Variance and Standard Deviation: Karl Pearson's 1894 Yardstick of Scatter — and Why the Long-Term Investor Should Treat Volatility as the Price of Returns, Not the Measure of Risk

Afternoon Edition · Mental Models · No. 9

The model: one number for the scatter

Every average is an act of compression, and compression loses information. Tell a reader that two countries have the same average income, that two rivers have the same average depth, or that two portfolios have the same average return, and you have told them almost nothing about whether the two are alike to live in, to wade across, or to own. What the average discards is the scatter — how far the individual cases sit from the centre — and the history of statistics is in large part the history of learning to measure what the average throws away. The man who gave that measurement its modern name was Karl Pearson. In a lecture delivered at Gresham College on 31 January 1893 he proposed the term standard deviation as a replacement for the cumbersome expressions then in use — “root mean square error,” “error of mean square,” Gauss’s “mean error” — and the following year he put the symbol and the method to work in the first of his great memoirs, “Contributions to the Mathematical Theory of Evolution,” published in the Philosophical Transactions of the Royal Society (vol. 185, 1894, pp. 71–110). Pearson was building tools for biometry — he needed to describe how crab shells and human skulls varied around their averages — but the instrument he standardised turned out to be perfectly general. A quarter-century later R. A. Fisher, in his 1918 paper on Mendelian inheritance in the Transactions of the Royal Society of Edinburgh (vol. 52, pp. 399–433), gave the squared version its own name, the variance, and the modern vocabulary of dispersion was complete.

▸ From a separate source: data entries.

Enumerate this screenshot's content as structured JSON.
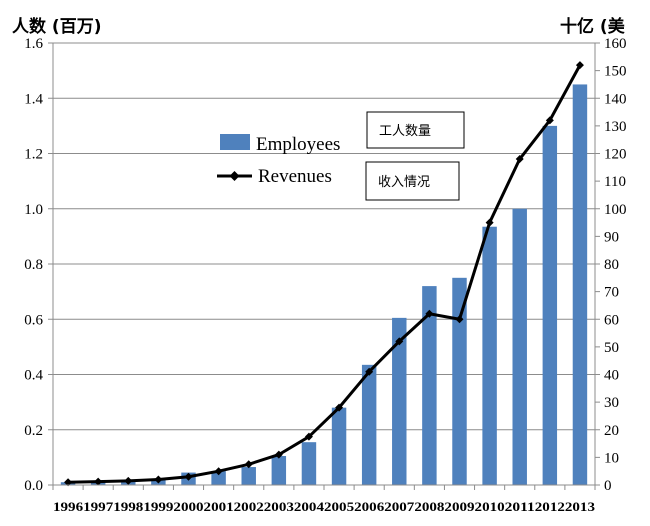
{
  "chart_data": {
    "type": "bar",
    "categories": [
      "1996",
      "1997",
      "1998",
      "1999",
      "2000",
      "2001",
      "2002",
      "2003",
      "2004",
      "2005",
      "2006",
      "2007",
      "2008",
      "2009",
      "2010",
      "2011",
      "2012",
      "2013"
    ],
    "series": [
      {
        "name": "Employees",
        "chart": "bar",
        "axis": "left",
        "color": "#4f81bd",
        "values": [
          0.01,
          0.012,
          0.015,
          0.02,
          0.045,
          0.05,
          0.065,
          0.105,
          0.155,
          0.28,
          0.435,
          0.605,
          0.72,
          0.75,
          0.935,
          1.0,
          1.3,
          1.45
        ]
      },
      {
        "name": "Revenues",
        "chart": "line",
        "axis": "right",
        "color": "#000000",
        "marker": "diamond",
        "values": [
          1,
          1.2,
          1.5,
          2,
          3,
          5,
          7.5,
          11,
          17.5,
          28,
          41,
          52,
          62,
          60,
          95,
          118,
          132,
          152
        ]
      }
    ],
    "left_axis": {
      "title": "人数 (百万)",
      "ylim": [
        0,
        1.6
      ],
      "ticks": [
        "0.0",
        "0.2",
        "0.4",
        "0.6",
        "0.8",
        "1.0",
        "1.2",
        "1.4",
        "1.6"
      ]
    },
    "right_axis": {
      "title": "十亿 (美",
      "ylim": [
        0,
        160
      ],
      "ticks": [
        "0",
        "10",
        "20",
        "30",
        "40",
        "50",
        "60",
        "70",
        "80",
        "90",
        "100",
        "110",
        "120",
        "130",
        "140",
        "150",
        "160"
      ]
    },
    "grid": true,
    "legend": "upper-left-center",
    "annotations": [
      "工人数量",
      "收入情况"
    ]
  }
}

The definitions are compact. Take each observation’s distance from the mean, square it, and average the squares: that is the variance. Take the square root of the variance, so the answer is back in the original units: that is the standard deviation, written σ. The one-sentence form of the model is this: the standard deviation is the single number that says how far a typical observation sits from the average — and therefore how much, or how little, the average itself can be trusted as a description. A mean without a sigma is half a sentence. Two distributions can share an identical mean and describe entirely different worlds, and sigma is the number that tells them apart.

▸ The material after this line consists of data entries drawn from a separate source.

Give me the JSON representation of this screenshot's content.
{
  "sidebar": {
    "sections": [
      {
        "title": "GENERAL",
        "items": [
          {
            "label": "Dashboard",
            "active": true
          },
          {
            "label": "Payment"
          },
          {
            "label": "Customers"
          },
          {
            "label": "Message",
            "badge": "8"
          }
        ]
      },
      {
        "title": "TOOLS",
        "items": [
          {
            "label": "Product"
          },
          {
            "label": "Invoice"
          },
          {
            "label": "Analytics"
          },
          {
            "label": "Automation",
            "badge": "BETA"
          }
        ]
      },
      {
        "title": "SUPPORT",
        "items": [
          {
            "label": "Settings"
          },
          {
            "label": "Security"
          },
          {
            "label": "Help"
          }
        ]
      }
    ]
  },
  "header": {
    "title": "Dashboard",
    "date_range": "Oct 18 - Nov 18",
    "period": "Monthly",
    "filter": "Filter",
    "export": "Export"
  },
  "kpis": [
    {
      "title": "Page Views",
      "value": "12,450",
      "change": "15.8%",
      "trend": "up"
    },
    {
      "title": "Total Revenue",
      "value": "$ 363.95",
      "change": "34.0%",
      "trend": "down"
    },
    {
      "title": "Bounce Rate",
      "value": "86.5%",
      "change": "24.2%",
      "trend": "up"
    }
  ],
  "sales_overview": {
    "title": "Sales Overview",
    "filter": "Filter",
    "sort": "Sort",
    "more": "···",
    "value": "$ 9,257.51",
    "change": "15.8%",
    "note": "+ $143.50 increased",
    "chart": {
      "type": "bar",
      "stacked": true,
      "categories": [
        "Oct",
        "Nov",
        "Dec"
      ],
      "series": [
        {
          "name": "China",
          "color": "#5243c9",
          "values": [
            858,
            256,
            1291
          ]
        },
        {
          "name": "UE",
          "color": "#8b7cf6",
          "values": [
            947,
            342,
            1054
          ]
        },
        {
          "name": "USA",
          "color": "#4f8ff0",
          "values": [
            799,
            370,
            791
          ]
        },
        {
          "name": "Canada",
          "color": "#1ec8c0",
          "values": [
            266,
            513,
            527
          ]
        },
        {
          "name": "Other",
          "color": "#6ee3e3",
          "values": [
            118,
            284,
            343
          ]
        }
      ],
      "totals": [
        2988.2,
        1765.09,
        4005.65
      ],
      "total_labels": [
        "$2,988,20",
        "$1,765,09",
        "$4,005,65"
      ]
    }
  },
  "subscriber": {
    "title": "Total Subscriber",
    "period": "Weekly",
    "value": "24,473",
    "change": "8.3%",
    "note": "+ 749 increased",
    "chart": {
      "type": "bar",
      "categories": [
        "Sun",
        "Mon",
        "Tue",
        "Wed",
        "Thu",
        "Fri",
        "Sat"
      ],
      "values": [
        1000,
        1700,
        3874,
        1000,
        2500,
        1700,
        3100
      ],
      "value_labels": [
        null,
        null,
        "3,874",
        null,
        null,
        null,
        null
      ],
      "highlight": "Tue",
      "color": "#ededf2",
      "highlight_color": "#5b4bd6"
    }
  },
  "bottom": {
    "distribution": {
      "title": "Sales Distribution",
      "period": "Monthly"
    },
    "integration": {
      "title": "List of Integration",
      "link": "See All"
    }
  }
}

The mechanism: why squaring, and why it conquered finance

Why square the deviations rather than simply average their absolute size? Three properties made the squared measure the one that survived. First, squaring weights the large deviations more than the small ones, so sigma is sensitive to precisely the observations that make scatter dangerous. Second, the variance is additive: for independent quantities, the variance of a sum is the sum of the variances — a property the absolute deviation does not possess, and the algebraic hinge on which, as we shall see, the entire theory of diversification turns. Third, the variance plugs directly into the machinery of the normal distribution, the bell curve examined earlier in this series: when a quantity is normally distributed, roughly 68 per cent of observations fall within one sigma of the mean, 95 per cent within two, and 99.7 per cent within three. Even without normality there are weaker guarantees — Chebyshev’s inequality promises that at least three-quarters of any distribution lies within two sigmas — but it was the marriage with the bell curve that made sigma feel like a complete description of uncertainty. Therein, as we shall also see, lies the trap.

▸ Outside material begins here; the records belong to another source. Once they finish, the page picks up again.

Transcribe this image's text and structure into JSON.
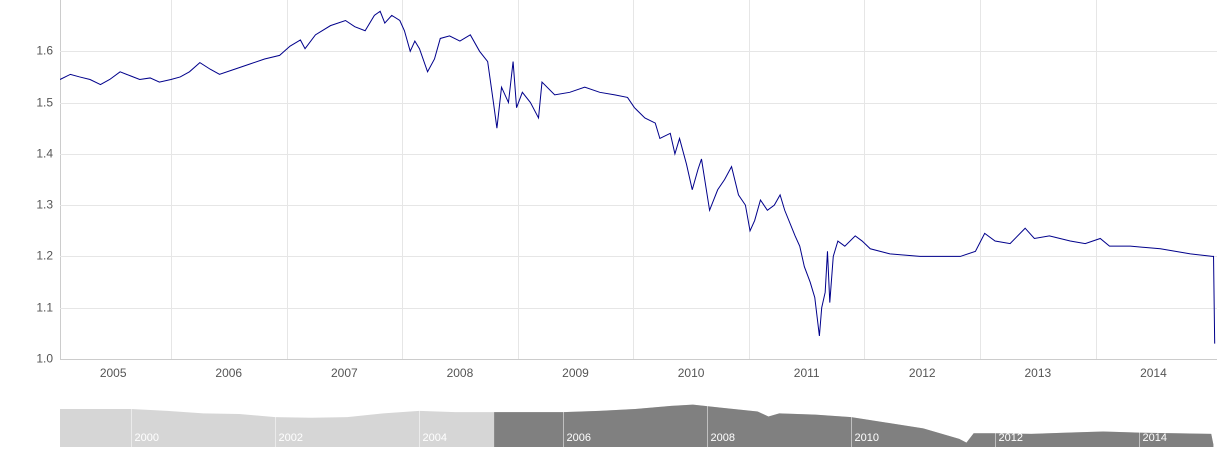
{
  "chart_data": [
    {
      "type": "line",
      "x": [
        2005.04,
        2005.13,
        2005.21,
        2005.3,
        2005.39,
        2005.47,
        2005.56,
        2005.65,
        2005.73,
        2005.82,
        2005.9,
        2006.0,
        2006.08,
        2006.16,
        2006.25,
        2006.34,
        2006.42,
        2006.55,
        2006.68,
        2006.81,
        2006.94,
        2007.03,
        2007.12,
        2007.16,
        2007.25,
        2007.38,
        2007.51,
        2007.59,
        2007.68,
        2007.76,
        2007.81,
        2007.85,
        2007.91,
        2007.98,
        2008.02,
        2008.07,
        2008.11,
        2008.15,
        2008.22,
        2008.28,
        2008.33,
        2008.41,
        2008.5,
        2008.59,
        2008.67,
        2008.74,
        2008.79,
        2008.82,
        2008.86,
        2008.92,
        2008.96,
        2008.99,
        2009.04,
        2009.11,
        2009.18,
        2009.21,
        2009.32,
        2009.45,
        2009.58,
        2009.71,
        2009.84,
        2009.95,
        2010.01,
        2010.1,
        2010.19,
        2010.23,
        2010.32,
        2010.36,
        2010.4,
        2010.46,
        2010.51,
        2010.56,
        2010.59,
        2010.66,
        2010.73,
        2010.79,
        2010.85,
        2010.91,
        2010.97,
        2011.01,
        2011.05,
        2011.1,
        2011.16,
        2011.22,
        2011.27,
        2011.31,
        2011.4,
        2011.44,
        2011.48,
        2011.53,
        2011.57,
        2011.61,
        2011.63,
        2011.66,
        2011.68,
        2011.7,
        2011.73,
        2011.77,
        2011.83,
        2011.92,
        2011.98,
        2012.05,
        2012.22,
        2012.48,
        2012.83,
        2012.96,
        2013.04,
        2013.13,
        2013.26,
        2013.39,
        2013.47,
        2013.6,
        2013.78,
        2013.91,
        2014.04,
        2014.12,
        2014.3,
        2014.56,
        2014.82,
        2015.01,
        2015.02,
        2015.03
      ],
      "values": [
        1.545,
        1.555,
        1.55,
        1.545,
        1.535,
        1.545,
        1.56,
        1.552,
        1.545,
        1.548,
        1.54,
        1.545,
        1.55,
        1.56,
        1.578,
        1.565,
        1.555,
        1.565,
        1.575,
        1.585,
        1.592,
        1.61,
        1.622,
        1.605,
        1.632,
        1.65,
        1.66,
        1.648,
        1.64,
        1.67,
        1.678,
        1.655,
        1.67,
        1.66,
        1.64,
        1.6,
        1.62,
        1.605,
        1.56,
        1.585,
        1.625,
        1.63,
        1.62,
        1.632,
        1.6,
        1.58,
        1.5,
        1.45,
        1.53,
        1.5,
        1.58,
        1.49,
        1.52,
        1.5,
        1.47,
        1.54,
        1.515,
        1.52,
        1.53,
        1.52,
        1.515,
        1.51,
        1.49,
        1.47,
        1.46,
        1.43,
        1.44,
        1.4,
        1.43,
        1.38,
        1.33,
        1.37,
        1.39,
        1.29,
        1.33,
        1.35,
        1.375,
        1.32,
        1.3,
        1.25,
        1.27,
        1.31,
        1.29,
        1.3,
        1.32,
        1.29,
        1.24,
        1.22,
        1.18,
        1.15,
        1.12,
        1.045,
        1.1,
        1.13,
        1.21,
        1.11,
        1.2,
        1.23,
        1.22,
        1.24,
        1.23,
        1.215,
        1.205,
        1.2,
        1.2,
        1.21,
        1.245,
        1.23,
        1.225,
        1.255,
        1.235,
        1.24,
        1.23,
        1.225,
        1.235,
        1.22,
        1.22,
        1.215,
        1.205,
        1.2,
        1.2,
        1.03
      ],
      "color": "#00008b",
      "xlim": [
        2005.04,
        2015.05
      ],
      "ylim": [
        1.0,
        1.7
      ],
      "xticks": [
        2005,
        2006,
        2007,
        2008,
        2009,
        2010,
        2011,
        2012,
        2013,
        2014
      ],
      "yticks": [
        {
          "value": 1.0,
          "label": "1.0"
        },
        1.1,
        1.2,
        1.3,
        1.4,
        1.5,
        1.6
      ],
      "grid": true
    },
    {
      "type": "area",
      "x": [
        1999.01,
        1999.5,
        2000.0,
        2000.5,
        2001.0,
        2001.5,
        2002.0,
        2002.5,
        2003.0,
        2003.5,
        2004.0,
        2004.5,
        2005.0,
        2005.5,
        2006.0,
        2006.5,
        2007.0,
        2007.5,
        2007.8,
        2008.2,
        2008.7,
        2008.85,
        2009.0,
        2009.5,
        2010.0,
        2010.5,
        2011.0,
        2011.5,
        2011.6,
        2011.7,
        2012.0,
        2012.5,
        2013.0,
        2013.5,
        2014.0,
        2014.5,
        2015.0,
        2015.03
      ],
      "values": [
        1.6,
        1.6,
        1.6,
        1.57,
        1.53,
        1.52,
        1.47,
        1.46,
        1.47,
        1.53,
        1.57,
        1.55,
        1.55,
        1.55,
        1.55,
        1.57,
        1.6,
        1.65,
        1.67,
        1.62,
        1.56,
        1.48,
        1.53,
        1.51,
        1.47,
        1.38,
        1.29,
        1.12,
        1.06,
        1.21,
        1.21,
        1.2,
        1.22,
        1.24,
        1.22,
        1.21,
        1.2,
        1.03
      ],
      "color": "#808080",
      "unselected_color": "#d6d6d6",
      "xlim": [
        1999.01,
        2015.08
      ],
      "ylim": [
        0.99,
        1.97
      ],
      "xticks": [
        2000,
        2002,
        2004,
        2006,
        2008,
        2010,
        2012,
        2014
      ]
    }
  ]
}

Finance adopted the model wholesale. In “Portfolio Selection” (Journal of Finance, vol. 7, no. 1, 1952, pp. 77–91), Harry Markowitz proposed that an investor cares about exactly two numbers — the expected return of a portfolio and its variance — and showed that because variances combine through covariance, a portfolio of imperfectly correlated assets has a lower sigma than the weighted average of its parts. That single algebraic fact is the only free lunch in investing, and it is a genuine one: diversification works because variance is additive and correlations are less than perfect. William Sharpe’s capital asset pricing model (1964) carried the programme further, decomposing each security’s variance into a market-related part and a residual. By the 1970s “risk” in the textbooks simply was sigma: risk-adjusted performance meant return per unit of standard deviation, and a security with a placid price chart was, by definition, a safe one. The measuring rod Pearson cut for crab shells had become the official definition of financial danger — not because anyone had demonstrated that volatility is what investors should fear, but because volatility is what the data made measurable. The number was available, so the number became the concept.

Two return distributions with the same eight per cent mean but different standard deviations, showing how sigma separates outcomes the average cannot distinguish — Figure 1. Same average, different worlds: two assets with an identical 8 per cent mean annual return. At σ = 6, almost every year lands between −4 and +20. At σ = 22, the same average admits years below −35 and above +50 — and it is the sigma, not the mean, that decides what the owner must be prepared to live through.

The empirical record: what sigma actually does in markets

The first empirical fact about equity-market sigma is that it is large. G. William Schwert’s study “Why Does Stock Market Volatility Change Over Time?” (Journal of Finance, vol. 44, no. 5, 1989, pp. 1115–1153) assembled monthly United States stock returns back to 1857 and found annualised volatility in the mid-teens as a long-run matter — a typical year’s return sits fifteen or so percentage points from the average year’s, which is why single-year results are nearly useless as evidence of skill. The second fact is that sigma is itself unstable. Schwert documented that volatility roughly doubled or tripled during recessions and banking panics, reaching its recorded extreme in the Great Depression: the calm of the mid-1920s and the convulsions of 1929–1933 belong to the same market but to utterly different volatility regimes. The third fact is that sigma’s changes are not random: Benoit Mandelbrot observed as early as 1963 (Journal of Business, vol. 36, no. 4) that large price changes tend to be followed by large changes, of either sign, and small by small — volatility arrives in clusters, like weather.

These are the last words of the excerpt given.